Obozy Auschwitz i Birkenau znajdują się od siebie w odległości 3,5km. Jeśli nie jesteśmy w stanie przejść tej odległości o własnych siłach, skorzystać możemy ze specjalnego autobusu. Możliwy jest również dojazd własnym środkiem transportu, gdyż przy obydwu obozach znajdują się parkingi. Dla zwiedzających otwarta jest większość obiektów pozostających na terenach obozów w tym drewniane baraki, w których więźniowie spali, ruiny komór gazowych, biura SS, ponadto obozowe ogrodzenia i drogi oraz sala kinowa, w której za opłatą możemy obejrzeć 15-minutowy film dokumentalny przedstawiający wyzwolenie obozu. Elementem charakterystycznym niemieckiego obozu koncentracyjnego Auschwitz-Birkenau jest rampa, na której wysiadali nowo przywiezieni więźniowie.
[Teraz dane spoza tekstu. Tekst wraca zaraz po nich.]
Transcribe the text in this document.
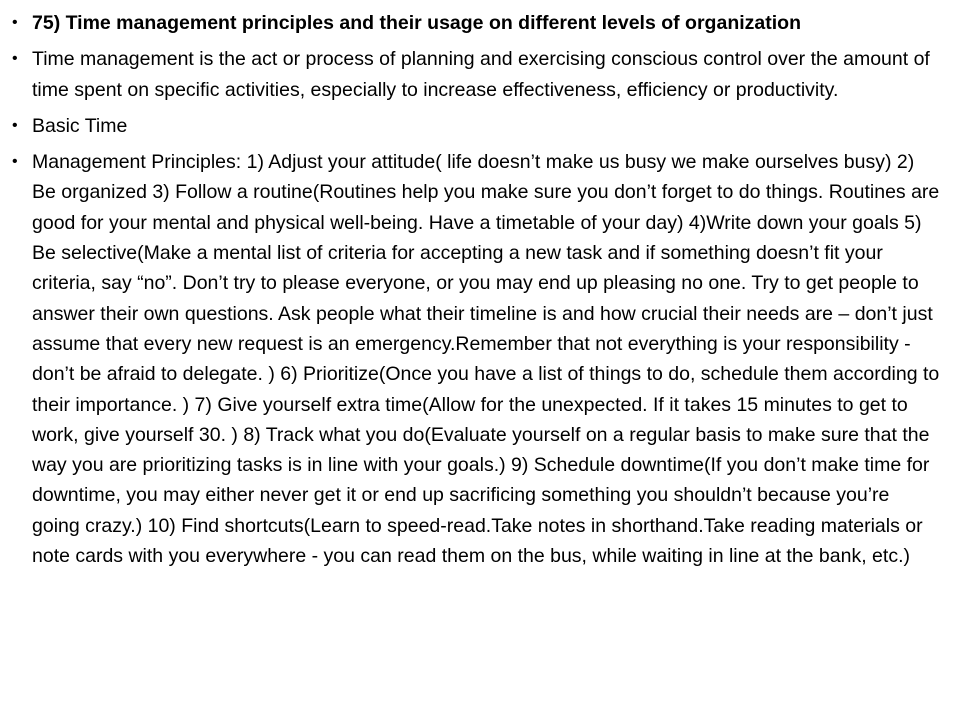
• 75) Time management principles and their usage on different levels of organization
• Time management is the act or process of planning and exercising conscious control over the amount of time spent on specific activities, especially to increase effectiveness, efficiency or productivity.
• Basic Time
• Management Principles: 1) Adjust your attitude( life doesn’t make us busy we make ourselves busy) 2) Be organized 3) Follow a routine(Routines help you make sure you don’t forget to do things. Routines are good for your mental and physical well-being. Have a timetable of your day) 4)Write down your goals 5) Be selective(Make a mental list of criteria for accepting a new task and if something doesn’t fit your criteria, say “no”. Don’t try to please everyone, or you may end up pleasing no one. Try to get people to answer their own questions. Ask people what their timeline is and how crucial their needs are – don’t just assume that every new request is an emergency.Remember that not everything is your responsibility - don’t be afraid to delegate. ) 6) Prioritize(Once you have a list of things to do, schedule them according to their importance. ) 7) Give yourself extra time(Allow for the unexpected. If it takes 15 minutes to get to work, give yourself 30. ) 8) Track what you do(Evaluate yourself on a regular basis to make sure that the way you are prioritizing tasks is in line with your goals.) 9) Schedule downtime(If you don’t make time for downtime, you may either never get it or end up sacrificing something you shouldn’t because you’re going crazy.) 10) Find shortcuts(Learn to speed-read.Take notes in shorthand.Take reading materials or note cards with you everywhere - you can read them on the bus, while waiting in line at the bank, etc.)
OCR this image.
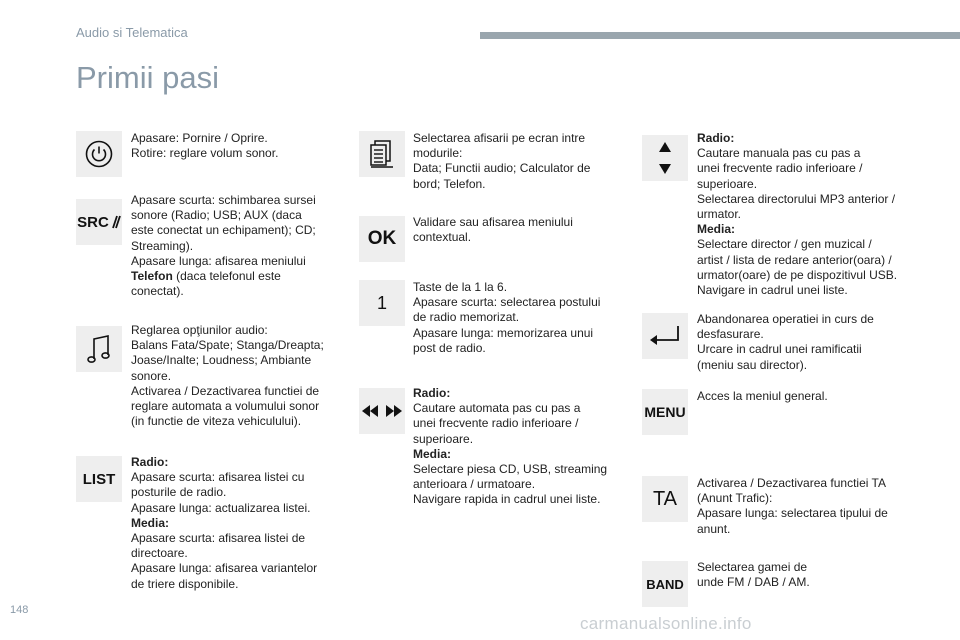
Audio si Telematica
Primii pasi
Apasare: Pornire / Oprire.
Rotire: reglare volum sonor.
SRC
Apasare scurta: schimbarea sursei
sonore (Radio; USB; AUX (daca
este conectat un echipament); CD;
Streaming).
Apasare lunga: afisarea meniului
Telefon (daca telefonul este
conectat).
Reglarea opţiunilor audio:
Balans Fata/Spate; Stanga/Dreapta;
Joase/Inalte; Loudness; Ambiante
sonore.
Activarea / Dezactivarea functiei de
reglare automata a volumului sonor
(in functie de viteza vehiculului).
LIST
Radio:
Apasare scurta: afisarea listei cu
posturile de radio.
Apasare lunga: actualizarea listei.
Media:
Apasare scurta: afisarea listei de
directoare.
Apasare lunga: afisarea variantelor
de triere disponibile.
Selectarea afisarii pe ecran intre
modurile:
Data; Functii audio; Calculator de
bord; Telefon.
OK
Validare sau afisarea meniului
contextual.
1
Taste de la 1 la 6.
Apasare scurta: selectarea postului
de radio memorizat.
Apasare lunga: memorizarea unui
post de radio.
Radio:
Cautare automata pas cu pas a
unei frecvente radio inferioare /
superioare.
Media:
Selectare piesa CD, USB, streaming
anterioara / urmatoare.
Navigare rapida in cadrul unei liste.
Radio:
Cautare manuala pas cu pas a
unei frecvente radio inferioare /
superioare.
Selectarea directorului MP3 anterior /
urmator.
Media:
Selectare director / gen muzical /
artist / lista de redare anterior(oara) /
urmator(oare) de pe dispozitivul USB.
Navigare in cadrul unei liste.
Abandonarea operatiei in curs de
desfasurare.
Urcare in cadrul unei ramificatii
(meniu sau director).
MENU
Acces la meniul general.
TA
Activarea / Dezactivarea functiei TA
(Anunt Trafic):
Apasare lunga: selectarea tipului de
anunt.
BAND
Selectarea gamei de
unde FM / DAB / AM.
148
carmanualsonline.info
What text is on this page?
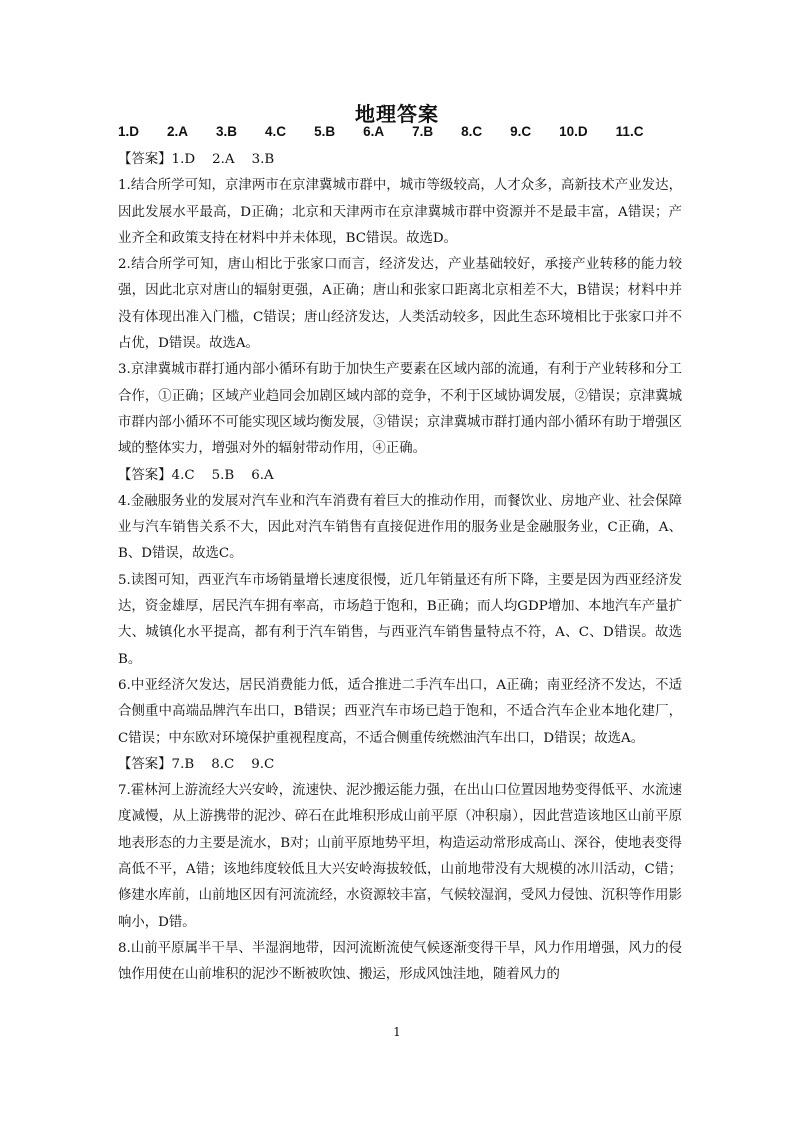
地理答案
1.D 2.A 3.B 4.C 5.B 6.A 7.B 8.C 9.C 10.D 11.C

【答案】1.D    2.A    3.B

1.结合所学可知，京津两市在京津冀城市群中，城市等级较高，人才众多，高新技术产业发达，因此发展水平最高，D正确；北京和天津两市在京津冀城市群中资源并不是最丰富，A错误；产业齐全和政策支持在材料中并未体现，BC错误。故选D。

2.结合所学可知，唐山相比于张家口而言，经济发达，产业基础较好，承接产业转移的能力较强，因此北京对唐山的辐射更强，A正确；唐山和张家口距离北京相差不大，B错误；材料中并没有体现出准入门槛，C错误；唐山经济发达，人类活动较多，因此生态环境相比于张家口并不占优，D错误。故选A。

3.京津冀城市群打通内部小循环有助于加快生产要素在区域内部的流通，有利于产业转移和分工合作，①正确；区域产业趋同会加剧区域内部的竞争，不利于区域协调发展，②错误；京津冀城市群内部小循环不可能实现区域均衡发展，③错误；京津冀城市群打通内部小循环有助于增强区域的整体实力，增强对外的辐射带动作用，④正确。

【答案】4.C    5.B    6.A

4.金融服务业的发展对汽车业和汽车消费有着巨大的推动作用，而餐饮业、房地产业、社会保障业与汽车销售关系不大，因此对汽车销售有直接促进作用的服务业是金融服务业，C正确，A、B、D错误，故选C。

5.读图可知，西亚汽车市场销量增长速度很慢，近几年销量还有所下降，主要是因为西亚经济发达，资金雄厚，居民汽车拥有率高，市场趋于饱和，B正确；而人均GDP增加、本地汽车产量扩大、城镇化水平提高，都有利于汽车销售，与西亚汽车销售量特点不符，A、C、D错误。故选B。

6.中亚经济欠发达，居民消费能力低，适合推进二手汽车出口，A正确；南亚经济不发达，不适合侧重中高端品牌汽车出口，B错误；西亚汽车市场已趋于饱和，不适合汽车企业本地化建厂，C错误；中东欧对环境保护重视程度高，不适合侧重传统燃油汽车出口，D错误；故选A。

【答案】7.B    8.C    9.C

7.霍林河上游流经大兴安岭，流速快、泥沙搬运能力强，在出山口位置因地势变得低平、水流速度减慢，从上游携带的泥沙、碎石在此堆积形成山前平原（冲积扇），因此营造该地区山前平原地表形态的力主要是流水，B对；山前平原地势平坦，构造运动常形成高山、深谷，使地表变得高低不平，A错；该地纬度较低且大兴安岭海拔较低，山前地带没有大规模的冰川活动，C错；修建水库前，山前地区因有河流流经，水资源较丰富，气候较湿润，受风力侵蚀、沉积等作用影响小，D错。

8.山前平原属半干旱、半湿润地带，因河流断流使气候逐渐变得干旱，风力作用增强，风力的侵蚀作用使在山前堆积的泥沙不断被吹蚀、搬运，形成风蚀洼地，随着风力的

1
To właśnie na niej nazistowscy lekarze dokonywali okrutnej selekcji na tych, którym pozwolono żyć oraz na tych skazanych na śmierć w komorach gazowych.

Nie bójmy się tego miejsca
Jakkolwiek historia tego miejsca jest bolesna i przerażająca, powinna zostać poznana przez kolejne pokolenia. Jest to wręcz naszym obowiązkiem. Dlatego pamiętajmy, że wybierając się do Muzeum Pamięci nie jesteśmy jedynie turystami. Jesteśmy świadkami.